Seasonality, rural livelihoods and development

By Stephen Devereux, Rachel Sabates-Wheeler, Richard Longhurst
Published by Routledge
Website: www.routledge.com
2011, 334pp, ISBN 978 1 84971 325 2 (Pb), £29.99

Seasonal patterns in poverty, hunger and disease in rural tropical areas have been recognised for decades but seasonality continues to be neglected in development policy. Seasonality, rural livelihoods and development is the first systematic study of seasonality for over 20 years and this collection of papers from the 'Seasonality Revisited' conference, hosted by the DFID-funded Future Agricultures Consortium at IDS in 2009, aims to revive policy interest in seasonality as a source of food insecurity and rural poverty. Contributions confirm that poverty rates vary depending on the time of year that poverty is assessed, which is rarely acknowledged in poverty survey reports. Also, irrigation is a powerful intervention to smooth food production and consumption across seasons, and seasonality continues to be a driver of malnutrition, morbidity and mortality in tropical countries across the world.

This book identifies three drivers of 'adverse seasonality' that have emerged since the 1980s. First, climate change might be causing the seasons to become more erratic and less favourable to farming families. Second, HIV and AIDS have undermined household and community coping capacity, and several mutually reinforcing negative interactions between AIDS and seasonality have been identified. Third, economic liberalisation programmes removed several policy measures that aimed to protect farmers and consumers against damaging seasonality, such as strategic grain reserve management, input subsidies and pan-seasonal food pricing; the new social protection agenda only partially addresses this through targeted social transfers and public works programmes. One positive development in recent years is the design of innovative methodologies for monitoring and measuring seasonality, for more effective and better timed responses.
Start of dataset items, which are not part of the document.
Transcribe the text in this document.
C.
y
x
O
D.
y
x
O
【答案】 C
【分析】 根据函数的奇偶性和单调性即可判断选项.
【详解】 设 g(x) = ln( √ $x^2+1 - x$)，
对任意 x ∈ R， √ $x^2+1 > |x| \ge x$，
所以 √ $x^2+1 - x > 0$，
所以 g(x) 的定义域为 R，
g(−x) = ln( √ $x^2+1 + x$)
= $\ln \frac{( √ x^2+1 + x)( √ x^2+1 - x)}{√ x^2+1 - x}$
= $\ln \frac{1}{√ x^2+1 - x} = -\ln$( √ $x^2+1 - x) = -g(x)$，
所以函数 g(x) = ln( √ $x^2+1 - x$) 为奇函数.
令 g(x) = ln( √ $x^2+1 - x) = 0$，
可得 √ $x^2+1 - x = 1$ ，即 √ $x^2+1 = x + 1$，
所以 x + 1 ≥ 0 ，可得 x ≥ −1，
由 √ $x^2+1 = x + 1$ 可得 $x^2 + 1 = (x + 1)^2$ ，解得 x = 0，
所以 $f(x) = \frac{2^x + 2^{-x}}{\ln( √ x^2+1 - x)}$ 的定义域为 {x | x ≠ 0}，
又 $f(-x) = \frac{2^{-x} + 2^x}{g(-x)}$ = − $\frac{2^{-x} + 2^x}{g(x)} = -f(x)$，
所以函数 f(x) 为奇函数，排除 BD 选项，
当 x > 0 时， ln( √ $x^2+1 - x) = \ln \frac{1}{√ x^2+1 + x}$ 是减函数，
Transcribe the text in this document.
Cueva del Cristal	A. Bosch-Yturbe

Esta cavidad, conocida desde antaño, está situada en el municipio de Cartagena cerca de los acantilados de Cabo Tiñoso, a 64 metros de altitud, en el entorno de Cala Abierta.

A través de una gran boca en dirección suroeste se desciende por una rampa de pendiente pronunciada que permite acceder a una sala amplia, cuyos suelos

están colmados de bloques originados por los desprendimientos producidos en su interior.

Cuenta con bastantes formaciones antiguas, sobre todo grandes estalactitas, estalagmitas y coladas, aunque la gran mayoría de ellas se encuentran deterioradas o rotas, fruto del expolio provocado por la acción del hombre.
The book's key policy conclusions are addressed to governments and development partners. (1) Poverty statistics should reflect seasonal variation. (2) Standardised, validated methods for monitoring seasonal food insecurity should be incorporated into food security monitoring systems. (3) Programming for food security must allow for seasonality, e.g. cash transfers in rural areas should be seasonally calibrated, to maintain constant access to food through the year, and agricultural interventions should aim not only to raise total food production, but to stabilise seasonal consumption.